Budget cuts at Yosemite National Park have reduced the number of popular ranger-led public education activities, such as daily walks and memorable campfire programs. This month, there are no ranger programs in Yosemite Valley three days out of the week. The number of interpretive rangers on staff is at the lowest level in more than a decade.
At the 185-mile-long C&O Canal National Historical Park, spanning two states and Washington, D.C., only one person is available for each of the park's four visitor centers. When one of these individuals calls in sick, the visitor center is closed, leaving tourists without a resource from which to learn about this historic canal system. There is a two-year waiting list for local schools to participate in Santa Monica Mountains National Recreation Area's educational programs in Southern California. According to the park's business plan, Harpers Ferry National Historical Park in West Virginia must deny three of every four requests by school groups for ranger-led programs. At Yellowstone, the world's first national park, a funding and staffing shortfalls require the park to turn away nearly 60 percent of all school groups looking to participate in a weeklong, hands-on educational park program.
Resource Protection
The limited number of park staff available to monitor and protect natural and cultural resources is also affecting parks throughout the system. Although the Natural Resource Challenge, supported by both the current and prior administration, has funneled money directly into natural resource monitoring programs and invasive species management teams, there is no equivalent system-wide program supporting the protection of cultural resources. Two-thirds of the parks in the National Park System are cultural and historic sites, but many of these parks lack the expertise to study and protect the archaeological and historical treasures within park boundaries. The Park Service's Cultural Resources Management Assessment Program Report, printed in 1997, suggested that an additional 3,300 full-time equivalent employees (FTEs) were needed to adequately protect cultural resources within the national parks. Based on the Park Service business plans completed to date, funding for cultural resource management is facing a 50.2 percent shortfall in parks across the system.

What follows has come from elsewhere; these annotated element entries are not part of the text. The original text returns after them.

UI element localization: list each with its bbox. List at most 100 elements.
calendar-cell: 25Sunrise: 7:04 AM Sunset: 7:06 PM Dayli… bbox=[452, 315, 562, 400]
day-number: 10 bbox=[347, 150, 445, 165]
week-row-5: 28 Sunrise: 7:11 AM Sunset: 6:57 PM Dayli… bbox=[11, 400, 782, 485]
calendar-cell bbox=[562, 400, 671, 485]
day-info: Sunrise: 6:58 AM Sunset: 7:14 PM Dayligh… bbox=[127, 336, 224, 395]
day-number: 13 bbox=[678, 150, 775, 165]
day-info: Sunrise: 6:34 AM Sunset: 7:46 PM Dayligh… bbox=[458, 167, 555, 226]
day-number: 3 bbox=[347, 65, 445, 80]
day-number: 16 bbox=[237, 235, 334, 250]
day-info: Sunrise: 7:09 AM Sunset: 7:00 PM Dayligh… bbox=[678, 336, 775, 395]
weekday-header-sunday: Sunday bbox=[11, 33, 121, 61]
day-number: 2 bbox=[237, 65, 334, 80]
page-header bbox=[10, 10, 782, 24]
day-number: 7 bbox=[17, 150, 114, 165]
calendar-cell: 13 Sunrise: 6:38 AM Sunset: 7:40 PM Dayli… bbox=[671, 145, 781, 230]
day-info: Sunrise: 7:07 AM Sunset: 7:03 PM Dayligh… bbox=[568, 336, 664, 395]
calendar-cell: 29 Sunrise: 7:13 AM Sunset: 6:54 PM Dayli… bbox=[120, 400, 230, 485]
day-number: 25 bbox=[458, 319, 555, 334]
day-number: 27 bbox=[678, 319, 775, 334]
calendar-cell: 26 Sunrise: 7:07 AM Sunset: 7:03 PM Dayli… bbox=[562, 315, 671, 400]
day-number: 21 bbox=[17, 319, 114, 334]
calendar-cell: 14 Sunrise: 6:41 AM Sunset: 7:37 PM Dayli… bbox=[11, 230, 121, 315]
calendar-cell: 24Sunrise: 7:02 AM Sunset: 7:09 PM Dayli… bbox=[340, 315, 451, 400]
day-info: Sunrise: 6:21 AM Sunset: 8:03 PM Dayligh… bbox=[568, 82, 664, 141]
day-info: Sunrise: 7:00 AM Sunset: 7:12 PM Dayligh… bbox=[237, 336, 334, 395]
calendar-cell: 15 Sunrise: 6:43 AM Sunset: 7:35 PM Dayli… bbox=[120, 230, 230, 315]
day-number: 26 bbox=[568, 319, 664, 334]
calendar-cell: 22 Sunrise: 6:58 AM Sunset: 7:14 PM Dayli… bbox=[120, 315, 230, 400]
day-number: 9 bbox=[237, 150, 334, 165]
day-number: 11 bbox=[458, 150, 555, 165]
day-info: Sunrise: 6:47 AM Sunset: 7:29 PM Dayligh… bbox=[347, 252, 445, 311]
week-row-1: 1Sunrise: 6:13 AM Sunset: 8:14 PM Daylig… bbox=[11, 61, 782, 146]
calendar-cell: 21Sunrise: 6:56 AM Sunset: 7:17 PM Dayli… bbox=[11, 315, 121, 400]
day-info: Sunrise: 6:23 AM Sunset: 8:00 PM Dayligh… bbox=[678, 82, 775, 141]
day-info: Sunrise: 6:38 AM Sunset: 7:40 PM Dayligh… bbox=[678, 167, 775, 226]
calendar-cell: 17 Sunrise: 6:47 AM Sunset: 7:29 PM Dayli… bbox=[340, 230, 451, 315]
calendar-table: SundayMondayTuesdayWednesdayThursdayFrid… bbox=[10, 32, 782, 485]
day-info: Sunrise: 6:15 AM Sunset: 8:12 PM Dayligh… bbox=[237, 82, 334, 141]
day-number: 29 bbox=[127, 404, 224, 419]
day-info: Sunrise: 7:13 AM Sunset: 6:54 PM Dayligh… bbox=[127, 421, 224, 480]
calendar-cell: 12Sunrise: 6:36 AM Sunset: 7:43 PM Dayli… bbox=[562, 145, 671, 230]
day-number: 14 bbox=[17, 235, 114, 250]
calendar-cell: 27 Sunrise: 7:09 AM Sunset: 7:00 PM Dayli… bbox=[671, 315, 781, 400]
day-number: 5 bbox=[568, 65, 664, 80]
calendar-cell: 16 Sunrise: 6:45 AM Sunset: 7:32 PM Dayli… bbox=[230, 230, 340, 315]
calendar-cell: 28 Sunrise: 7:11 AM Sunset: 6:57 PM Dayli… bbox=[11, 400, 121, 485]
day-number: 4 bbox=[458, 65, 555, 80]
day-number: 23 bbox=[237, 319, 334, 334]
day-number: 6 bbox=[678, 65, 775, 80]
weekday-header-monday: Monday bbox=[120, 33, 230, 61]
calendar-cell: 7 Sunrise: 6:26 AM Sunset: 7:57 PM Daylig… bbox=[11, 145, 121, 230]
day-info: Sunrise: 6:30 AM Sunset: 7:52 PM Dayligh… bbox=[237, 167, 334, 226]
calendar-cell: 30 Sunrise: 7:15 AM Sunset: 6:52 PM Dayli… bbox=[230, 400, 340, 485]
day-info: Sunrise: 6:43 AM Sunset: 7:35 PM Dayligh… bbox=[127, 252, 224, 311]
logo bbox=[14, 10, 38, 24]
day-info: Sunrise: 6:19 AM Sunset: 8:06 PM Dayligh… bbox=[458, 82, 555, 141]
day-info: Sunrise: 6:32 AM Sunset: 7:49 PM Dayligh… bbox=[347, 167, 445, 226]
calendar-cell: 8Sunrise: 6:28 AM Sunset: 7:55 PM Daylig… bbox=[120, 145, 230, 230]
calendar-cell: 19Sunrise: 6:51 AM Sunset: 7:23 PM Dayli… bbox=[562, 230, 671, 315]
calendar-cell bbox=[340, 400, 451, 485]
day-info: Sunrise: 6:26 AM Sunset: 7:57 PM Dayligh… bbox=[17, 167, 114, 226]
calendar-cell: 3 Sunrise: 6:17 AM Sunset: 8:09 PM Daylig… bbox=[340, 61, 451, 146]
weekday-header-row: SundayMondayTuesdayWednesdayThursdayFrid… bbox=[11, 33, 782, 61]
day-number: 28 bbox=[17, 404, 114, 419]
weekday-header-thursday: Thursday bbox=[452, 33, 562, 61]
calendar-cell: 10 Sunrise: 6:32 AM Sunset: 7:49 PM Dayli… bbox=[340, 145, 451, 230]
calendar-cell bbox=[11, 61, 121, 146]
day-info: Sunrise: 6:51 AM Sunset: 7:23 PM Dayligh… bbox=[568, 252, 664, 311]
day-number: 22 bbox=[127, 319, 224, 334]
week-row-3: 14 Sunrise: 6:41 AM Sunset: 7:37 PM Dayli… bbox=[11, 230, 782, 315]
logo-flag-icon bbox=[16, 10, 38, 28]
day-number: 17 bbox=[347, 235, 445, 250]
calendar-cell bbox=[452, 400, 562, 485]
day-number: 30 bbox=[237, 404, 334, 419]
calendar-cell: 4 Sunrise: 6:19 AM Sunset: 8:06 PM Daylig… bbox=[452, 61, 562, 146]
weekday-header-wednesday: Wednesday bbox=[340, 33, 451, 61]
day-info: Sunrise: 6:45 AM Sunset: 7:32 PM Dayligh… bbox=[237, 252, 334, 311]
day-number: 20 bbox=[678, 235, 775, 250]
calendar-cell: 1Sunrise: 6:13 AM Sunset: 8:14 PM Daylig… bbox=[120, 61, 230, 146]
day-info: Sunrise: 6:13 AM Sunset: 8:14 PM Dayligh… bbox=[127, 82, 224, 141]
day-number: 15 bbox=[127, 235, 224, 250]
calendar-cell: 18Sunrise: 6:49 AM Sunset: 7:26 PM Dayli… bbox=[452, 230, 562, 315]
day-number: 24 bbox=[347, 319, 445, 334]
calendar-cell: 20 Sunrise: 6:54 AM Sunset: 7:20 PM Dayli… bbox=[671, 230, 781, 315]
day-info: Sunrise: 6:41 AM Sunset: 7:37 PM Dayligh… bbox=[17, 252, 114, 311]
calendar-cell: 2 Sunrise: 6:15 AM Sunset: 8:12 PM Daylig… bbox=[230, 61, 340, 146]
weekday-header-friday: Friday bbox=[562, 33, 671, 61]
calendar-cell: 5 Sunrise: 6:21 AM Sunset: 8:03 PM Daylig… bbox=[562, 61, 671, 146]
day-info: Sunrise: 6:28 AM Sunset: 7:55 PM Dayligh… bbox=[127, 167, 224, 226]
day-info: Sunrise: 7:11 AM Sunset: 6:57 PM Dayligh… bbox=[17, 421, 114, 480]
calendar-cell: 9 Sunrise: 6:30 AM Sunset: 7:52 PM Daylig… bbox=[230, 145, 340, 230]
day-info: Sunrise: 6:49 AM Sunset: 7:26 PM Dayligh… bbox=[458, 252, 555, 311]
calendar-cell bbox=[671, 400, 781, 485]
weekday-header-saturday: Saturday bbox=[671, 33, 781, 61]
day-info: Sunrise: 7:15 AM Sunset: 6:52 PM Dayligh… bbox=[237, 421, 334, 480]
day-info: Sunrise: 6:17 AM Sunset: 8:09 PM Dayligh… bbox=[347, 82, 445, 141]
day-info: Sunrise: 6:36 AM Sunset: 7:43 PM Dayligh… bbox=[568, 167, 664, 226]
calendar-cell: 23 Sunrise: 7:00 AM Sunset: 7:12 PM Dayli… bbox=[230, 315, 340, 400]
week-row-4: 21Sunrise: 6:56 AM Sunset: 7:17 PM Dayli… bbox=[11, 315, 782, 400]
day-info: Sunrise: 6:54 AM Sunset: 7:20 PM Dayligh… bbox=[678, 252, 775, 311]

Denali National Park's archaeological sites, likely to hold clues to a better understanding of how and when the Americas were populated, are unexamined, unprotected, and unappreciated by visitors because the park doesn't have a full-time archaeologist and adequate funding. Grand Canyon National Park has recorded more than 3,940 archaeological sites and artifacts that tell the story of the park's 10,000-year-old human history. However, because of limited funding and staff, only 3 percent of the park has been adequately surveyed, compromising the protection of important sites yet to be discovered.
Additional staff is needed to combat invasive plants and animals that are overrunning native vegetation at Valley Forge National Historical Park in Pennsylvania, altering the historic landscape. Although Grand Teton National Park provides habitat for several endangered or threatened species including Canada lynx, wolverine, grizzly bear, and peregrine falcon, the Park Service cannot afford staff to monitor the species.